Before the vote, we heard from parents, advocates, students, and organizations on both sides of the argument. We sat down with whoever was willing to talk about the bill and what it would mean for students in the Commonwealth and the future of our public education system.
We went into all of these conversations with the goal of answering one essential question: what is our end game in expanding charter schools?
In 1993 when the Massachusetts Legislature voted to create charter schools, the intent was that charters would experiment with new practices for educating our children. Originally, it was intended to take the successful practices developed by charter schools and use them in the district public schools.
Today, charter schools are promoted not as collaborators with public schools, but as competitors in a marketplace where test scores take the place of profits. In this market, there are rewards for schools that can avoid students who are likely to score low.

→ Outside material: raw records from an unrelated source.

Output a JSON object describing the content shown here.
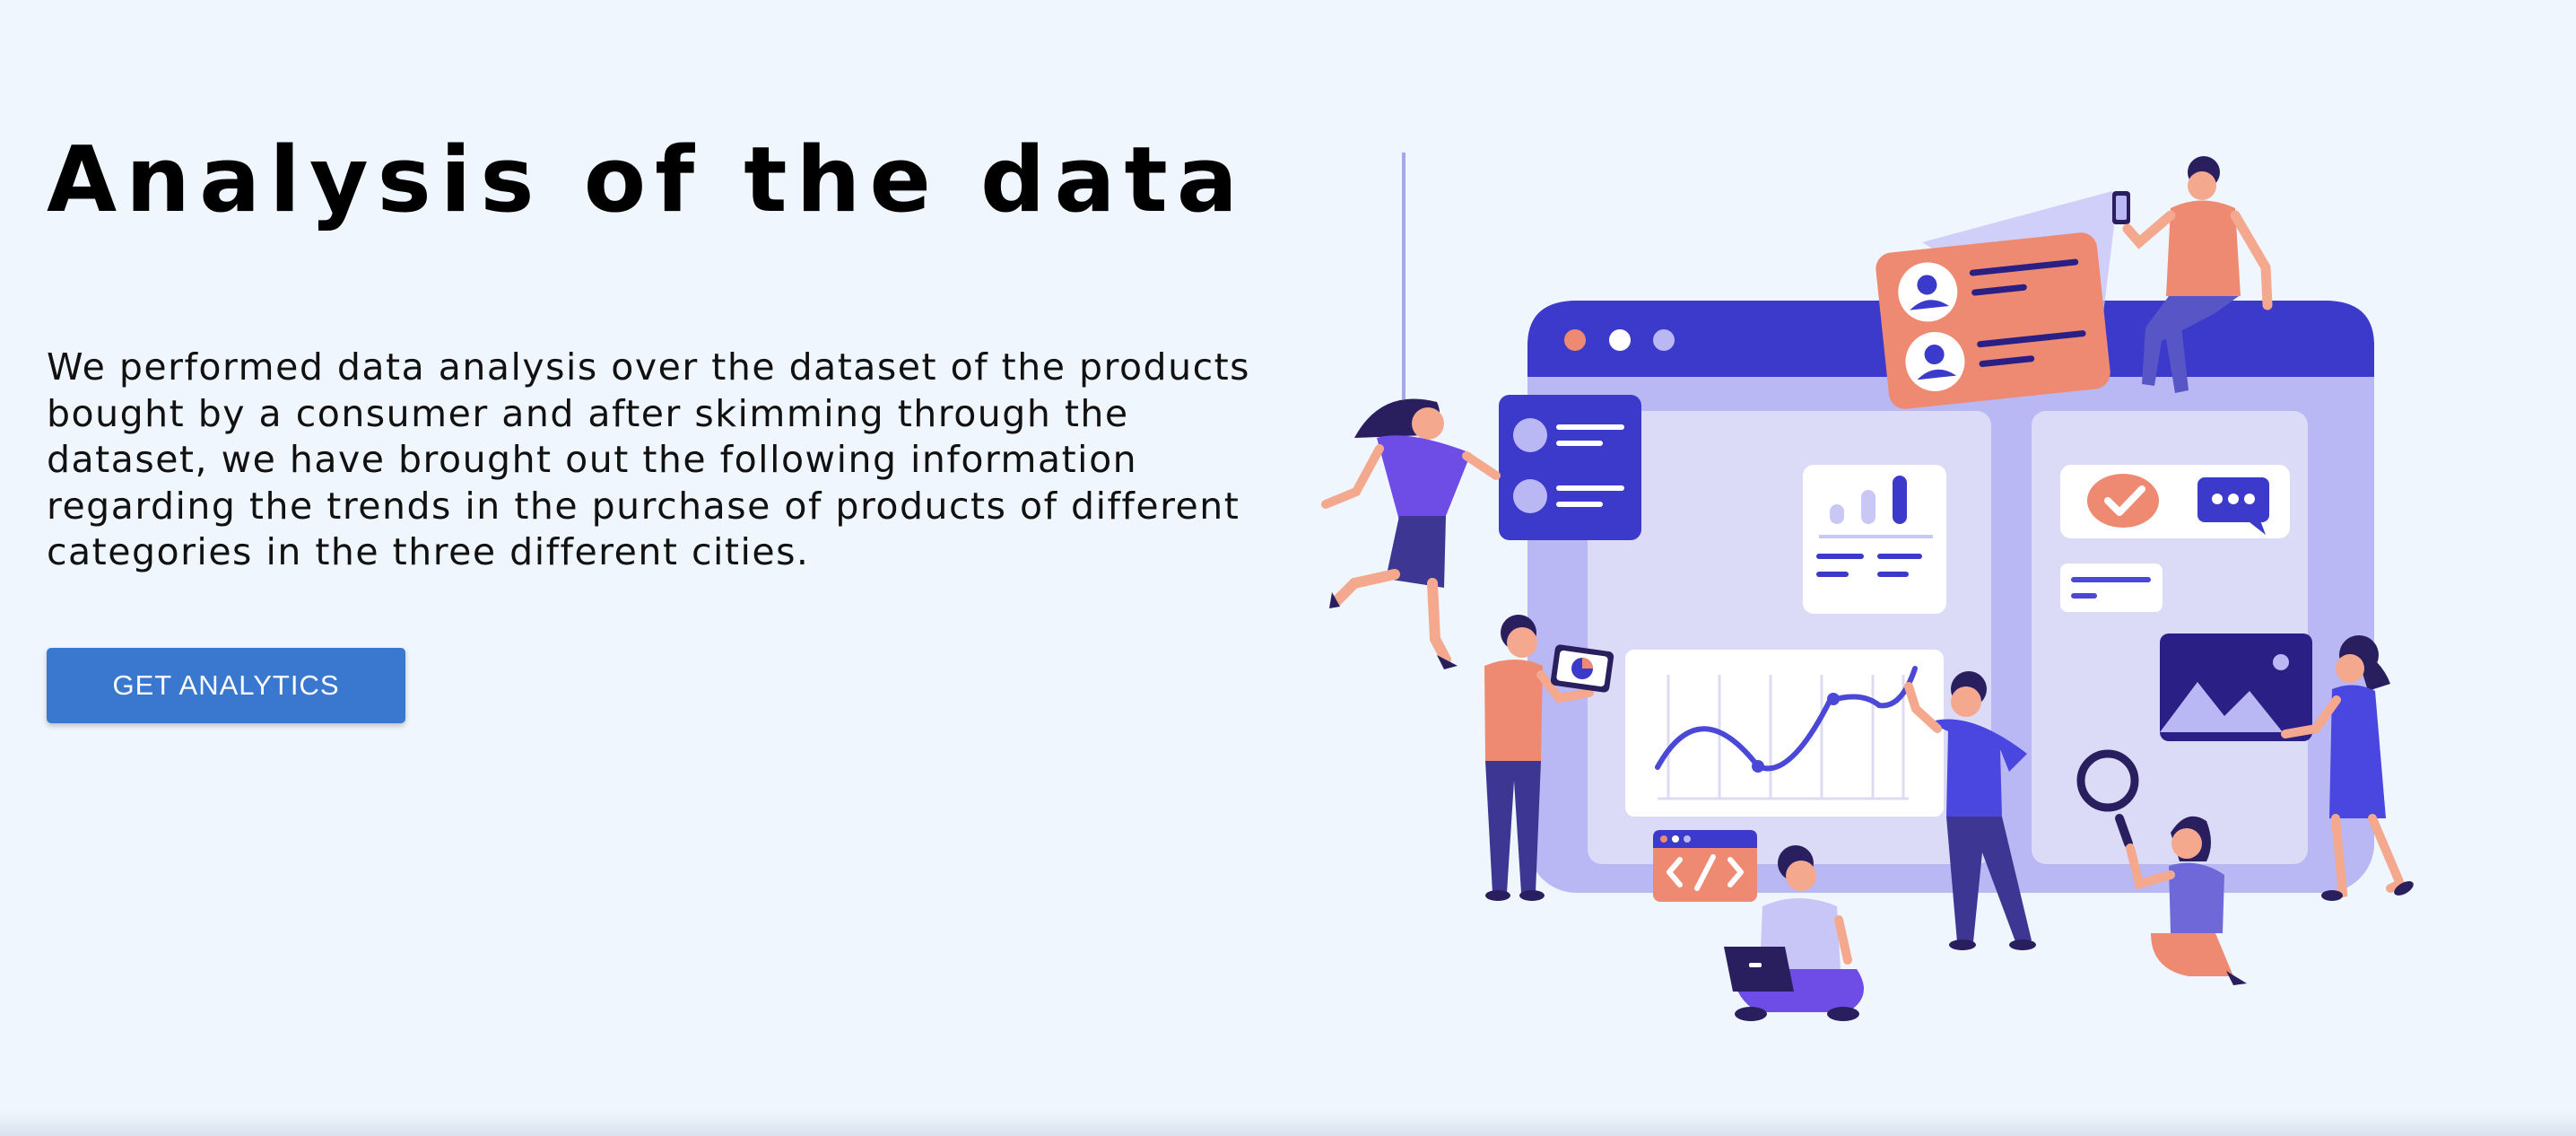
{
  "hero": {
    "title": "Analysis of the data",
    "description": "We performed data analysis over the dataset of the products bought by a consumer and after skimming through the dataset, we have brought out the following information regarding the trends in the purchase of products of different categories in the three different cities.",
    "button_label": "GET ANALYTICS"
  },
  "colors": {
    "background": "#eff6fd",
    "button": "#3a78d0",
    "accent_indigo": "#3c3acb",
    "accent_coral": "#ee8a72",
    "panel_lavender": "#b8b6f3"
  },
  "illustration": {
    "icons": [
      "browser-window-icon",
      "profile-card-icon",
      "bar-chart-icon",
      "line-chart-icon",
      "checkmark-icon",
      "chat-bubble-icon",
      "code-icon",
      "image-icon",
      "magnifier-icon",
      "pie-chart-icon"
    ]
  }
}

That was never the intent.
If we keep raising the cap on charter schools, more district schools will go out of business, concentrating students who face the biggest challenges in a shrinking number of district schools while extra resources go to the charters.
We will be driving a wedge deep into our communities, pitting students against each other, and effectively declaring that it is acceptable to invest in some kids while divesting from others.
That is not the answer. And that is why we believe this bill, and this issue, cannot move forward without addressing the serious implications that a dual system of public education will have on our children for generations to come.
The bill that we debated undoubtedly has merit, not least because it has sparked the important conversation about innovative ways to make charter schools more inclusive while providing funding for district public schools. But the proposed cap lift would not begin to take effect for 3 more years. Let us not make hasty choices.
Let us instead step back and consider how we can incorporate the best ideas from all schools to educate all of our children, not only to score high on standardized tests, but to develop into responsible and capable adults, ready to take their places in a complex world.
Let’s keep our eyes on 100 percent of our students, not 18, or 19, or 23 percent of them.